Personal information
- Full name: Edgar Eladio Estrada Solís
- Date of birth: November 16, 1967 (age 58)
- Place of birth: Guatemala City, Guatemala
- Position: Goalkeeper

Senior career*
- Years: Team / Apps / (Gls)
- 1987–1994: Aurora
- 1995–2001: Comunicaciones / 94 / (0)
- 2001–2002: Municipal / 43 / (0)
- 2002–2005: Comunicaciones / 39 / (0)
- 2005–2006: Suchitepéquez / 42 / (0)
- 2007–2008: Petapa / 30 / (0)

International career
- 1995–2003: Guatemala / 80 / (0)

= Edgar Estrada =

Guatemalan footballer (born 1967)

Edgar Eladio Estrada Solís (born November 16, 1967), popularly known as "El Gato" (The Cat), is a Guatemalan former footballer who played as a goalkeeper for several clubs in Guatemala's top division. He was capped 71 times for the Guatemala national team.

==Club career==
"El Gato" started his professional career at Aurora F.C., winning the domestic league title in the 1992-93 season. He remained there until 1996, when he joined CSD Comunicaciones. He helped that club win four consecutive league titles. In 2001, he signed with CSD Municipal, where he won two more titles. He then had a second stint with Comunicaciones. On May 11, 2003, he scored his first career goal via a penalty kick. He repeated such action one year later, against his former club Aurora.
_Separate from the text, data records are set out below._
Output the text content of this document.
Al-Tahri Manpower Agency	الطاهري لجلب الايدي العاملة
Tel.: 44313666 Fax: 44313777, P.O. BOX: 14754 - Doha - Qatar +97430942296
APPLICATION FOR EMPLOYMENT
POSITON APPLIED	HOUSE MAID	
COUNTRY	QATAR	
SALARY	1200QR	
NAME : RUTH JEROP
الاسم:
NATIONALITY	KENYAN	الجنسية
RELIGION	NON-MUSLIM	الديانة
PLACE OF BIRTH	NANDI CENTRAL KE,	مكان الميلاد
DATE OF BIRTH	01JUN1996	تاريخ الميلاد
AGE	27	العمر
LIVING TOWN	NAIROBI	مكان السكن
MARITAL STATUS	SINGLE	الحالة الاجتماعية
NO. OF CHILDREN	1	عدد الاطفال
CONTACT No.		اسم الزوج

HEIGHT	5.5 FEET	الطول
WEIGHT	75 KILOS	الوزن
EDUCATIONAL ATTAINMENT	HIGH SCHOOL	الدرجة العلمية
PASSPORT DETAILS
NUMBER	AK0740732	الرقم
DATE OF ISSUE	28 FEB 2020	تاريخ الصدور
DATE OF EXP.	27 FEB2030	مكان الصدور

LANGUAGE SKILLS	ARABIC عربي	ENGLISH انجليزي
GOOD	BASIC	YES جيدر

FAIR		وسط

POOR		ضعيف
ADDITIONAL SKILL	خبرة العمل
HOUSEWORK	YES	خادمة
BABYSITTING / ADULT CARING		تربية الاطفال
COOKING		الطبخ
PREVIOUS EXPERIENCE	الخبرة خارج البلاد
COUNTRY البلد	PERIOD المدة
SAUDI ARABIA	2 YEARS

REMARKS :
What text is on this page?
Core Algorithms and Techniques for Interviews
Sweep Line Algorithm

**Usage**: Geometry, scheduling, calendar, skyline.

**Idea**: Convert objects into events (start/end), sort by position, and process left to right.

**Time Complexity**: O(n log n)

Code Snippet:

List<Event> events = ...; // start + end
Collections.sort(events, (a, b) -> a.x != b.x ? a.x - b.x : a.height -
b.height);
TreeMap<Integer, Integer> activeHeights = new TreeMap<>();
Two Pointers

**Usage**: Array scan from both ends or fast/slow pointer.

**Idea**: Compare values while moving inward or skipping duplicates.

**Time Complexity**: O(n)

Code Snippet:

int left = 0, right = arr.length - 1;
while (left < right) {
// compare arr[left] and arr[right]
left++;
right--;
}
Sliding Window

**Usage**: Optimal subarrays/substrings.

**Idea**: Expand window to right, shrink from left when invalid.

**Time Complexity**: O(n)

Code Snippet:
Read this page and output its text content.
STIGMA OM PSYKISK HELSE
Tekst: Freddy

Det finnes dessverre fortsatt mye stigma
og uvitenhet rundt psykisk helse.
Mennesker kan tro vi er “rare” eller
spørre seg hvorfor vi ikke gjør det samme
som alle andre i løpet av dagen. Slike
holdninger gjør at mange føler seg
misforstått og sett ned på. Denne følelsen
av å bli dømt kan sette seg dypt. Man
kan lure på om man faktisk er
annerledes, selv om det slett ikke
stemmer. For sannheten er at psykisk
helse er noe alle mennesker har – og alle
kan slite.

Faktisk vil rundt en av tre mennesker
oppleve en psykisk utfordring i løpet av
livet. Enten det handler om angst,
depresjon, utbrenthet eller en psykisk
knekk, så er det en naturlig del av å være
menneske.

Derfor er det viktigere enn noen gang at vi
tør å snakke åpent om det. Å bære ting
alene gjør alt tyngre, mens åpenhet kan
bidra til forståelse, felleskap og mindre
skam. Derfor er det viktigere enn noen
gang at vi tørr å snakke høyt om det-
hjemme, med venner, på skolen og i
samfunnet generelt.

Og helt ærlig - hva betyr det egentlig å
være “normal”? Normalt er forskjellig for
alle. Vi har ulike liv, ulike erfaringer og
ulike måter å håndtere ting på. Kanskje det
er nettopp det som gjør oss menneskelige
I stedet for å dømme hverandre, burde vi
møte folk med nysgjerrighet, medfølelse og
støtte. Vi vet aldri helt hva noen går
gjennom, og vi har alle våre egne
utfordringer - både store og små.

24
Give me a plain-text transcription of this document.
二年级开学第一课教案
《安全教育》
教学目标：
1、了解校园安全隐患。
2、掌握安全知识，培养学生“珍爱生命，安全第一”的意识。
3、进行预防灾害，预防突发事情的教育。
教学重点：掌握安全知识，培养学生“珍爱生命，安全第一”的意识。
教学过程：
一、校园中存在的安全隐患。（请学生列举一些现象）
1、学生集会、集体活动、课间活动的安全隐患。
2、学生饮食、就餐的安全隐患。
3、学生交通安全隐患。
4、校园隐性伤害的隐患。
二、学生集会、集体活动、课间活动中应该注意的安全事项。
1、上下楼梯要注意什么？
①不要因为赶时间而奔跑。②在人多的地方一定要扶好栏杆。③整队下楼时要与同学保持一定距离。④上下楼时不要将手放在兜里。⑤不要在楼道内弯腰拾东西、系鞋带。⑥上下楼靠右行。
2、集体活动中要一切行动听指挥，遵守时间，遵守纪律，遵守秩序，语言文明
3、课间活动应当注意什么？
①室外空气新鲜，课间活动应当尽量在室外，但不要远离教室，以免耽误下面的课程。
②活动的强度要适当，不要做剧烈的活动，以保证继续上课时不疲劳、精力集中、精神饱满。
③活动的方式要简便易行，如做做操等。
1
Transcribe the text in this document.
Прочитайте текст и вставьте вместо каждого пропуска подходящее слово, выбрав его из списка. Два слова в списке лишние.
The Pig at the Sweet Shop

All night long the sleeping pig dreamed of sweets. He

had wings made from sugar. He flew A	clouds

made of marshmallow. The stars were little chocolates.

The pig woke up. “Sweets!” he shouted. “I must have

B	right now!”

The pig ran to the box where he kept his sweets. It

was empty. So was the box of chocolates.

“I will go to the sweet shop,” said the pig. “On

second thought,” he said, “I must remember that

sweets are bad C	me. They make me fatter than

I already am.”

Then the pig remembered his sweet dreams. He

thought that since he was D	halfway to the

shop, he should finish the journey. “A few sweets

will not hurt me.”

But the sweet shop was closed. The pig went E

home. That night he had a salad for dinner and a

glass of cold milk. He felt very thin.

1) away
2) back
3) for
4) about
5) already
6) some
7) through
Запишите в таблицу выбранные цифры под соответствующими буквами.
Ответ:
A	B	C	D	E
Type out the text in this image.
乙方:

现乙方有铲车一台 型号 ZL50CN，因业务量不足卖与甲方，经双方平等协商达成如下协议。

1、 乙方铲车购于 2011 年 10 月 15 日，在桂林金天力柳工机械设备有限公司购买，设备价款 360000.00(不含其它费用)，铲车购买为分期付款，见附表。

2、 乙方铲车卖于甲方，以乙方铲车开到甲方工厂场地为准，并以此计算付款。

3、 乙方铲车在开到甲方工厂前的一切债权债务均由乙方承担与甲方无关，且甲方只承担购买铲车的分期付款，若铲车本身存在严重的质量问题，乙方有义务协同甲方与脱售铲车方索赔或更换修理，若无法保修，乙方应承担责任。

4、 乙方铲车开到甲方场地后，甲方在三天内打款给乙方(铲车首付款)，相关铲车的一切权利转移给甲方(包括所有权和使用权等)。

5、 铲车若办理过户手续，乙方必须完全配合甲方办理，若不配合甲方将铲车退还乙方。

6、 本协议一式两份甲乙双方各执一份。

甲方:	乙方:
After having retired due to a spine injury, he surprisingly returned to play in 2005 for Comunicaciones. He then joined Deportivo Suchitepéquez, of whom he was a member until the end of 2006. As of the 2008 Clausura tournament, he was playing for Club Petapa, which he joined in 2007. He retired after that season but in June 2008 it was said he would perhaps continue his career at Deportivo Zacapa.

Estrada was the leading goalkeeper in terms of goals against average in 11 consecutive league tournaments.

==International career==
Estrada defended the Guatemala national team between 1995 and 2003, appearing in 80 international matches and becoming the most capped player ever for the country, until Juan Carlos Plata surpassed his mark in 2005. Estrada participated in the qualification processes for the 1998 and 2002 World Cups, receiving 25 goals in 20 matches.

In January 2001, after allowing 5 goals in a defeat against Costa Rica, which eliminated Guatemala from the 2002 World Cup qualifying campaign, he was highly criticised, to the extent of receiving death threats. He would not play any other official international matches that year. He appeared in three more official matches for Guatemala, before retiring from the national team in 2003.

Estrada played in three editions of the UNCAF Nations Cup and in five editions of the CONCACAF Gold Cup. He has represented his country in 20 FIFA World Cup qualification matches.